Вот оно как! Островерхий колпак это еще ничего. А халат расшитый звездами и драконами? А посох с навершьем из огромного драгоценного камня? А сапоги?
Впрочем, в сапогах ничего неожиданного я не увидел. Только что разве золотые шпоры, а так сапоги как сапоги. Ну, может быть скороходы…
Неподвижная до этого мгновения тень, лежавшая рядом с моей шевельнулась…
Зря я тут себя накручивал, что один против всего этого кагала. За моей спиной спокойно сидел огромный дракон. Вид у него оказался скучающий, словно видел он это не в первый, а уж Бог знает в какой раз.
Мельком глянув на него, я вернулся к своим ощущениям.
Я не верил в свое всемогущество. Я просто знал, что всемогущ. Ощущения были точно такие же как если б я что-то когда-то забыл, а теперь, как раз в это самое мгновение вспомнил, что и как надо делать. Проверяя правильность своих ощущений, я взмахнул посохом. Память того, недавнего человека ожидала вспышки, грохота, молнии, наконец, но в полной тишине в том месте куда указывало навершье, земля встала волной и побежала в обе стороны, словно не земля это, а жидкая глина, а я — мальчишка-баловник с ореховым прутиком, с размаху шлепнувшим по ней.
Это подхлестнуло толпу.
Поняв, что жалости от меня ждать бессмысленно, враги бросились вверх по склону.
На меня неслась волна искаженных воем лиц, с заплеванными пеной бородами.
«Варвары…» — подумал я и вслух добавил, обозначая для себя ситуацию:
— Никак убивать нас бегут?
— Не смеши, Хозяин, — отозвался из-за спины дракон. Я не удивился. Ну какой еще дракон может быть у самого крутого волшебника? Правильно… Вон у Робинзона попугай и то говорящий, так как мне, Всемогущему после этого, чистоту образа нарушать?

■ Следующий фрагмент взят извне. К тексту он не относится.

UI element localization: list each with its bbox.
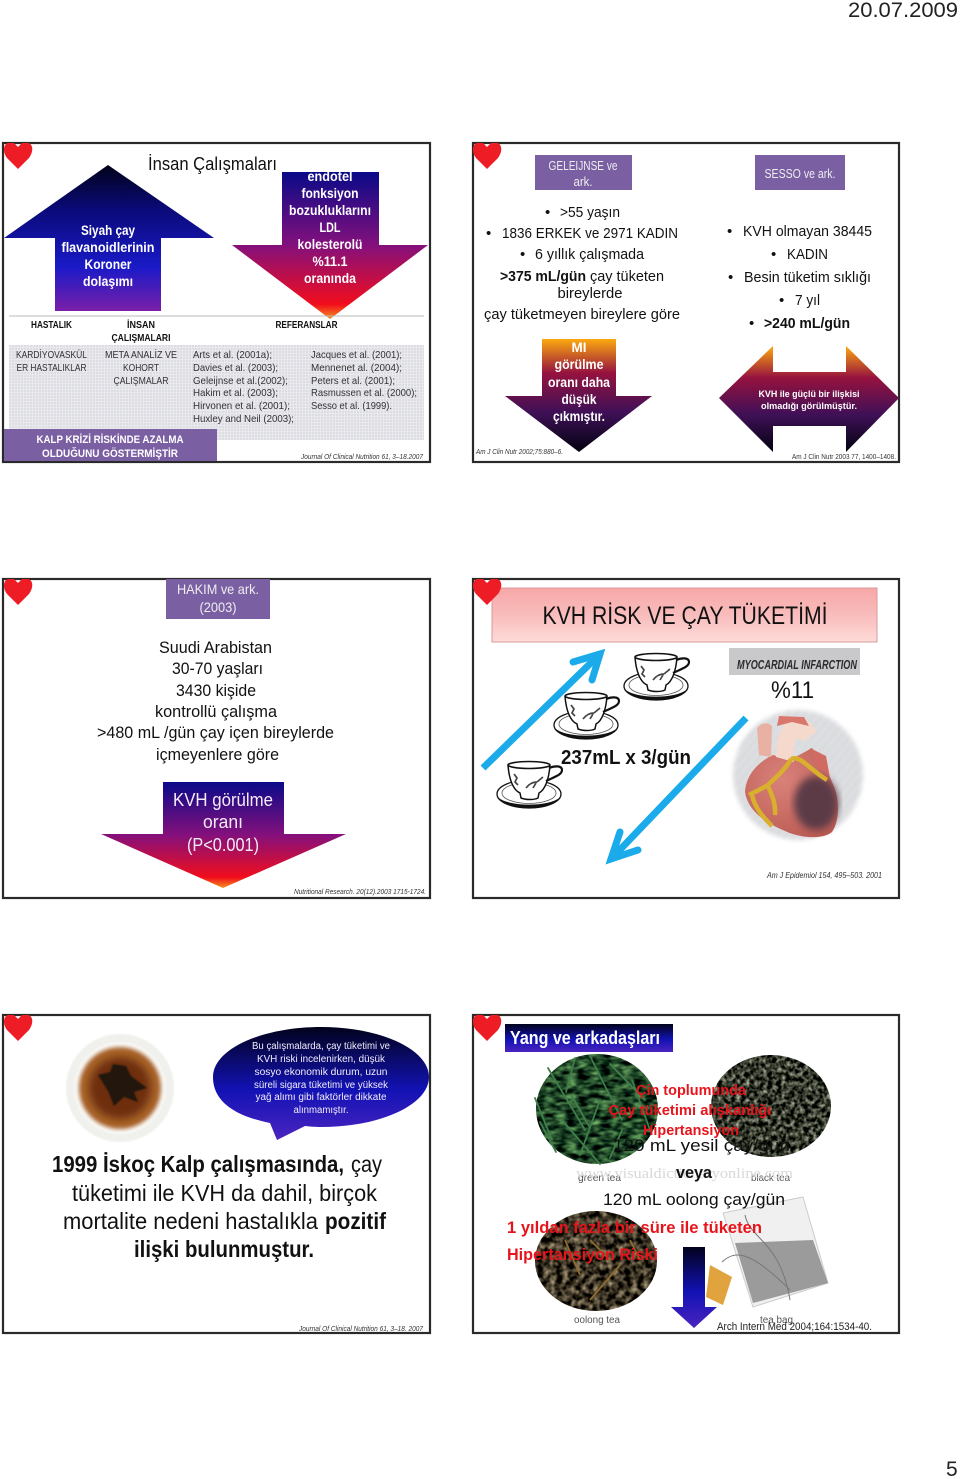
illustration: heart with infarct bbox=[733, 710, 863, 840]
down arrow: endothelial dysfunction and LDL: kolesterolü bbox=[298, 236, 362, 252]
heading: İnsan Çalışmaları bbox=[148, 153, 277, 174]
citation: Geleijnse: Am J Clin Nutr 2002;75:880–6. bbox=[475, 449, 563, 456]
study details: >480 mL /gün çay içen bireylerde bbox=[97, 724, 334, 742]
label: Sesso: SESSO ve ark. bbox=[764, 166, 836, 181]
main statement: 1999 İskoç Kalp çalışmasında, bbox=[52, 1151, 344, 1177]
up arrow: black tea flavanoids: Siyah çay bbox=[81, 222, 135, 238]
column: disease: ER HASTALIKLAR bbox=[16, 362, 87, 374]
table header: ÇALIŞMALARI bbox=[112, 333, 171, 344]
list: Geleijnse study details: >55 yaşın bbox=[560, 204, 620, 221]
column: references right: Peters et al. (2001); bbox=[311, 375, 395, 387]
study details bbox=[97, 639, 334, 764]
speech bubble: confounders bbox=[213, 1027, 429, 1140]
down arrow: CVD rate: (P<0.001) bbox=[187, 835, 259, 855]
column: disease bbox=[16, 348, 87, 374]
list: Sesso study details: • bbox=[749, 315, 754, 332]
up arrow: black tea flavanoids: dolaşımı bbox=[83, 273, 133, 289]
panel: Geleijnse and Sesso bbox=[473, 143, 899, 462]
panel background and border bbox=[473, 143, 899, 462]
red text: Chinese population: Çin toplumunda bbox=[636, 1083, 747, 1099]
panel background and border bbox=[473, 1015, 899, 1333]
risk percentage: %11 bbox=[771, 677, 814, 704]
label: Geleijnse bbox=[535, 155, 632, 190]
table header bbox=[31, 318, 338, 344]
speech bubble: confounders: süreli sigara tüketimi ve yüksek bbox=[254, 1080, 389, 1091]
column: references left: Geleijnse et al.(2002); bbox=[193, 375, 288, 387]
down arrow: MI rate lower: oranı daha bbox=[548, 374, 610, 390]
title banner bbox=[492, 588, 877, 642]
icon: tea cup 1 bbox=[497, 762, 562, 808]
down arrow: MI rate lower: MI bbox=[572, 339, 586, 355]
down arrow: endothelial dysfunction and LDL: fonksiyon bbox=[302, 185, 358, 201]
dose text: 120 mL oolong çay/gün bbox=[603, 1190, 785, 1209]
speech bubble: confounders: KVH riski incelenirken, düşük bbox=[257, 1054, 386, 1065]
main statement: pozitif bbox=[325, 1208, 386, 1234]
label: myocardial infarction bbox=[729, 648, 860, 675]
citation: Nutritional Research. 20(12).2003 1715-1724. bbox=[294, 889, 426, 896]
label: Sesso bbox=[755, 155, 845, 190]
column: human studies: META ANALİZ VE bbox=[105, 348, 177, 361]
list: Geleijnse study details: 1836 ERKEK ve 2971 KADIN bbox=[502, 225, 678, 242]
column: human studies bbox=[105, 348, 177, 387]
panel: İnsan Çalışmaları bbox=[3, 143, 430, 462]
down arrow: endothelial dysfunction and LDL bbox=[232, 168, 428, 319]
up arrow: black tea flavanoids bbox=[4, 165, 214, 311]
double arrow: no strong relation: KVH ile güçlü bir ilişkisi bbox=[758, 389, 860, 400]
icon: heart bbox=[4, 143, 32, 169]
main statement: mortalite nedeni hastalıkla bbox=[63, 1208, 318, 1234]
up arrow: black tea flavanoids: Koroner bbox=[84, 256, 132, 272]
list: Geleijnse study details: • bbox=[486, 225, 491, 242]
dose text: veya bbox=[676, 1163, 713, 1182]
list: Geleijnse study details: >375 mL/gün bbox=[500, 268, 586, 285]
list: Sesso study details: • bbox=[771, 246, 776, 263]
red text: Chinese population bbox=[608, 1083, 772, 1139]
icon: heart bbox=[4, 579, 32, 605]
arrow: tea consumption up bbox=[483, 654, 600, 768]
icon: heart bbox=[473, 143, 501, 169]
dose text bbox=[603, 1136, 790, 1209]
caption: black tea: black tea bbox=[751, 1173, 790, 1184]
dose text: 120 mL yesil çay/gün bbox=[613, 1136, 790, 1155]
study details: 30-70 yaşları bbox=[172, 660, 263, 678]
list: Sesso study details: 7 yıl bbox=[795, 292, 820, 309]
title banner: Yang ve arkadaşları bbox=[510, 1028, 660, 1048]
speech bubble: confounders: yağ alımı gibi faktörler dikkate bbox=[256, 1092, 387, 1103]
up arrow: black tea flavanoids: flavanoidlerinin bbox=[62, 239, 154, 255]
red text: Chinese population: Çay tüketimi alışkanlığı bbox=[608, 1103, 772, 1119]
table header: REFERANSLAR bbox=[276, 320, 338, 331]
column: references right: Jacques et al. (2001); bbox=[311, 349, 402, 361]
panel: Hakim bbox=[3, 579, 430, 898]
list: Sesso study details: >240 mL/gün bbox=[764, 315, 850, 332]
down arrow: endothelial dysfunction and LDL: LDL bbox=[320, 219, 341, 235]
speech bubble: confounders: sosyo ekonomik durum, uzun bbox=[254, 1067, 388, 1078]
red text: Chinese population: Hipertansiyon bbox=[643, 1123, 739, 1139]
panel background and border bbox=[3, 143, 430, 462]
label: Geleijnse: ark. bbox=[574, 174, 592, 189]
down arrow: endothelial dysfunction and LDL: endotel bbox=[308, 168, 352, 184]
list: Sesso study details: Besin tüketim sıklığı bbox=[744, 269, 871, 286]
dose label: 237mL x 3/gün bbox=[561, 747, 691, 769]
watermark: www.visualdictionaryonline.com bbox=[576, 1166, 793, 1182]
column: references left: Hakim et al. (2003); bbox=[193, 387, 278, 399]
illustration: green tea bbox=[535, 1054, 658, 1164]
callout: heart attack risk: KALP KRİZİ RİSKİNDE AZALMA bbox=[36, 433, 184, 446]
down arrow: CVD rate: oranı bbox=[203, 812, 243, 832]
column: references left: Arts et al. (2001a); bbox=[193, 349, 272, 361]
down arrow: endothelial dysfunction and LDL: %11.1 bbox=[312, 253, 348, 269]
column: references left bbox=[193, 349, 294, 425]
callout: heart attack risk: OLDUĞUNU GÖSTERMİŞTİR bbox=[42, 447, 178, 460]
citation: Sesso: Am J Clin Nutr 2003 77, 1400–1408. bbox=[792, 454, 896, 461]
panel background and border bbox=[473, 579, 899, 898]
caption: green tea: green tea bbox=[578, 1173, 621, 1184]
down arrow: MI rate lower: görülme bbox=[554, 356, 604, 372]
list: Geleijnse study details: çay tüketmeyen bireylere göre bbox=[484, 306, 680, 323]
icon: heart bbox=[473, 579, 501, 605]
icon: heart bbox=[473, 1015, 501, 1041]
list: Geleijnse study details: • bbox=[520, 246, 525, 263]
illustration: tea bag bbox=[706, 1197, 828, 1307]
table header: HASTALIK bbox=[31, 320, 73, 331]
red text: hypertension risk: 1 yıldan fazla bir süre ile tüketen bbox=[507, 1218, 762, 1237]
table header: İNSAN bbox=[127, 318, 155, 331]
list: Sesso study details: • bbox=[728, 269, 733, 286]
list: Geleijnse study details: • bbox=[545, 204, 550, 221]
red text: hypertension risk bbox=[507, 1218, 762, 1264]
down arrow: MI rate lower bbox=[505, 339, 652, 452]
illustration: oolong tea bbox=[535, 1211, 657, 1311]
main statement bbox=[52, 1151, 386, 1262]
label: myocardial infarction: MYOCARDIAL INFARCTION bbox=[737, 657, 857, 672]
column: references left: Hirvonen et al. (2001); bbox=[193, 400, 290, 412]
down arrow: MI rate lower: düşük bbox=[562, 391, 597, 407]
list: Sesso study details: KVH olmayan 38445 bbox=[743, 223, 872, 240]
icon: tea cup 3 bbox=[624, 654, 689, 700]
speech bubble: confounders: Bu çalışmalarda, çay tüketimi ve bbox=[252, 1041, 390, 1052]
column: references right bbox=[311, 349, 417, 412]
label: Hakim: (2003) bbox=[200, 599, 236, 615]
column: human studies: ÇALIŞMALAR bbox=[114, 375, 169, 387]
study details: içmeyenlere göre bbox=[156, 746, 279, 764]
citation: Arch Intern Med 2004;164:1534-40. bbox=[717, 1321, 872, 1333]
caption: tea bag: tea bag bbox=[760, 1315, 793, 1326]
callout: heart attack risk bbox=[4, 429, 217, 461]
title banner: KVH RİSK VE ÇAY TÜKETİMİ bbox=[542, 601, 828, 630]
panel: 1999 Scottish Heart study bbox=[3, 1015, 430, 1333]
list: Sesso study details: • bbox=[727, 223, 732, 240]
column: references right: Sesso et al. (1999). bbox=[311, 400, 392, 412]
illustration: black tea bbox=[711, 1055, 831, 1157]
table bbox=[9, 316, 424, 440]
icon: tea cup 2 bbox=[554, 692, 619, 739]
title banner bbox=[505, 1024, 673, 1052]
caption: oolong tea: oolong tea bbox=[574, 1315, 620, 1326]
column: references right: Mennenet al. (2004); bbox=[311, 362, 402, 374]
main statement: ilişki bulunmuştur. bbox=[134, 1236, 314, 1262]
down arrow: endothelial dysfunction and LDL: oranında bbox=[304, 270, 356, 286]
main statement: çay bbox=[351, 1151, 382, 1177]
column: references left: Davies et al. (2003); bbox=[193, 362, 278, 374]
down arrow: CVD rate bbox=[101, 782, 346, 888]
list: Sesso study details bbox=[727, 223, 872, 332]
column: disease: KARDİYOVASKÜL bbox=[16, 348, 87, 361]
list: Geleijnse study details: çay tüketen bbox=[590, 268, 664, 285]
citation: Journal Of Clinical Nutrition 61, 3–18. 2007 bbox=[298, 1326, 424, 1333]
study details: kontrollü çalışma bbox=[155, 703, 278, 721]
study details: Suudi Arabistan bbox=[159, 639, 272, 657]
label: Hakim bbox=[166, 579, 270, 619]
down arrow: endothelial dysfunction and LDL: bozukluklarını bbox=[289, 202, 371, 218]
double arrow: no strong relation: olmadığı görülmüştür. bbox=[761, 401, 857, 412]
down arrow: MI rate lower: çıkmıştır. bbox=[553, 408, 605, 424]
down arrow: CVD rate: KVH görülme bbox=[173, 790, 273, 810]
label: Geleijnse: GELEIJNSE ve bbox=[548, 158, 618, 173]
speech bubble: confounders: alınmamıştır. bbox=[294, 1105, 348, 1116]
main statement: tüketimi ile KVH da dahil, birçok bbox=[72, 1180, 377, 1206]
label: Hakim: HAKIM ve ark. bbox=[177, 581, 259, 597]
icon: heart bbox=[4, 1015, 32, 1041]
column: human studies: KOHORT bbox=[123, 362, 159, 374]
list: Geleijnse study details: bireylerde bbox=[558, 285, 622, 302]
citation: Journal Of Clinical Nutrition 61, 3–18.2007 bbox=[300, 454, 424, 461]
illustration: cup of tea from above bbox=[66, 1034, 174, 1142]
study details: 3430 kişide bbox=[176, 682, 256, 700]
column: references right: Rasmussen et al. (2000); bbox=[311, 387, 417, 399]
list: Sesso study details: KADIN bbox=[787, 246, 828, 263]
down arrow: risk decrease bbox=[671, 1247, 717, 1328]
panel: Yang and colleagues bbox=[473, 1015, 899, 1333]
red text: hypertension risk: Hipertansiyon Riski bbox=[507, 1245, 658, 1264]
list: Geleijnse study details bbox=[484, 204, 680, 323]
column: references left: Huxley and Neil (2003); bbox=[193, 413, 294, 425]
list: Sesso study details: • bbox=[779, 292, 784, 309]
panel background and border bbox=[3, 579, 430, 898]
panel: KVH risk and tea bbox=[473, 579, 899, 898]
panel background and border bbox=[3, 1015, 430, 1333]
double arrow: no strong relation bbox=[719, 346, 899, 452]
citation: Am J Epidemiol 154, 495–503. 2001 bbox=[766, 871, 882, 880]
list: Geleijnse study details: 6 yıllık çalışmada bbox=[535, 246, 645, 263]
arrow: risk down bbox=[611, 718, 746, 859]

Человеческая волна приблизилась шагов на сто. Я вытянул руку, направив в то место, где она казалась наиболее густой и сказал:
— Пых, пых, пых!
В этот раз беззвучно не получилось. С ногтя сорвались россыпь тонких лучей, и копьями врубилась в бегунов по пересеченке. То ли от лучей, то ли от грохота те попадали и остались лежать.
Я ухмыльнулся.
Вот оно Всевластие!
Я мог все.
Даже так: Я мог ВСЁ!
Когда до озверевшей от страха толпы осталось шагов 20-ть, я щелкнул пальцами, и набегающая волна остановилась, упершись в невидимую стену. Неодолимая сила отжимала их от меня, и дикари пятились, пятились, пятились, налетая друг на друга, сталкивая под ноги.
Глядя в безумные лица, я понял их. Теперь понял. Та ненависть, что они испытывали ко мне, росла из понимания пропасти, которая нас разделяла. Они никогда не смогут стать такими как я, и именно понимание этого доводило их до бешенства, до открытого противостояния. Ну не Судьба… А с ней, с Судьбой, не поспоришь. Как, впрочем, и со мной.

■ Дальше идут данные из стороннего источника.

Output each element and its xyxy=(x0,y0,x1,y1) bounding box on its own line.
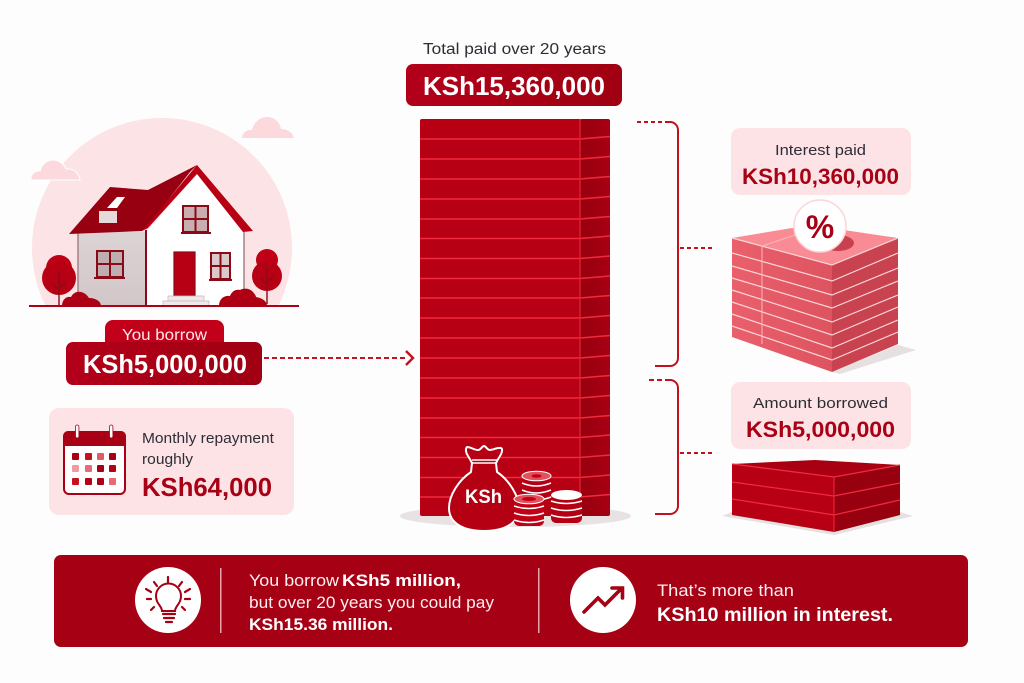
floor shadow xyxy=(400,505,631,527)
door xyxy=(174,252,195,296)
total cost stack xyxy=(420,119,610,516)
front coin stack xyxy=(514,494,544,526)
dashed arrow to stack xyxy=(264,351,413,365)
skylight and dormer xyxy=(99,197,125,223)
total heading: Total paid over 20 years xyxy=(423,41,606,58)
panel: amount borrowed xyxy=(731,382,911,449)
bushes xyxy=(62,289,267,306)
right coin stack xyxy=(551,490,582,523)
you borrow tag: You borrow xyxy=(122,327,208,344)
bracket: amount borrowed xyxy=(649,380,712,514)
borrowed amount pill: KSh5,000,000 xyxy=(83,351,247,379)
bracket: interest xyxy=(637,122,712,366)
percent badge xyxy=(794,200,846,252)
main house wall xyxy=(146,174,244,306)
panel: amount borrowed: KSh5,000,000 xyxy=(746,417,895,442)
icon: coin stacks xyxy=(514,471,582,526)
borrowed amount pill xyxy=(66,342,262,385)
summary text: borrow versus total: You borrow xyxy=(249,572,339,590)
summary text: borrow versus total: KSh15.36 million. xyxy=(249,616,393,634)
house illustration xyxy=(29,117,299,307)
background circle xyxy=(32,118,292,305)
summary text: borrow versus total: but over 20 years you could pay xyxy=(249,594,495,612)
right tree xyxy=(252,249,282,304)
cloud right xyxy=(242,117,294,138)
summary text: borrow versus total: KSh5 million, xyxy=(342,572,461,590)
borrowed stack xyxy=(722,460,913,535)
you borrow tag xyxy=(105,320,224,350)
left window xyxy=(94,251,125,278)
total amount pill xyxy=(406,64,622,106)
panel: monthly repayment xyxy=(49,408,294,515)
monthly repayment amount: KSh64,000 xyxy=(142,474,272,502)
panel: interest paid: Interest paid xyxy=(775,142,866,159)
roof xyxy=(69,165,197,234)
back coin stack xyxy=(522,471,551,514)
total amount pill: KSh15,360,000 xyxy=(423,71,605,101)
panel: interest paid: KSh10,360,000 xyxy=(742,164,899,189)
summary text: interest: KSh10 million in interest. xyxy=(657,604,893,626)
icon: money bag: KSh xyxy=(465,487,502,508)
steps xyxy=(163,296,209,306)
bottom summary band xyxy=(54,555,968,647)
upper window xyxy=(181,206,211,233)
summary text: interest xyxy=(657,581,893,626)
cloud left xyxy=(31,160,80,180)
icon: rising arrow xyxy=(570,567,636,633)
divider left xyxy=(220,568,222,633)
right window xyxy=(209,253,232,280)
monthly repayment label: Monthly repayment xyxy=(142,431,274,447)
panel: interest paid xyxy=(731,128,911,195)
panel: amount borrowed: Amount borrowed xyxy=(753,395,888,412)
divider right xyxy=(538,568,540,633)
summary text: interest: That’s more than xyxy=(657,581,794,600)
percent badge: % xyxy=(806,209,834,245)
ground line xyxy=(29,305,299,307)
monthly repayment label xyxy=(142,431,274,468)
icon: money bag xyxy=(449,446,519,531)
left house wing xyxy=(78,232,147,306)
icon: calendar xyxy=(63,425,126,494)
left tree xyxy=(42,255,76,306)
icon: lightbulb xyxy=(135,567,201,633)
interest stack xyxy=(732,200,916,374)
summary text: borrow versus total xyxy=(249,572,495,634)
monthly repayment label: roughly xyxy=(142,452,194,468)
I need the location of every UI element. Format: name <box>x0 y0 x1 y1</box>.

— Кончай ты с ними Хозяин, — заныл дракон. — Бери девицу, и полетели отсюда.
Я оглянулся. Про девчонку, назначенную то ли жертвой, то ли приманкой для меня я и забыл. С интересом разглядел довольно грязную фигурку, скорчившуюся под лапами дракона. В ней было что-то узнаваемое — что-то из 70-х, когда такие вот красавицы-блондинки зажигали на танцплощадках под «Бони М» и «Баккару».
Ничего. Отмоем. Откормим. Принарядим. Научим… Опыт есть. У меня во дворце таких — я вспомнил — десятка полтора. На все случаи жизни красавицы припасены…
В хламиде, что висела на моих плечах, я чувствовал себя как-то не очень. Не комфортно, и движением брови превратил её в тогу, что оказалось ничуть не лучше, потом во фрак… Еще одно движение бровью и фрак превратился в костюм тройку. Такой я видел на одном из депутатов и, вспомнив источник своего вдохновения, украсил лацкан пиджака значком, а карман отяготил депутатскими корочками.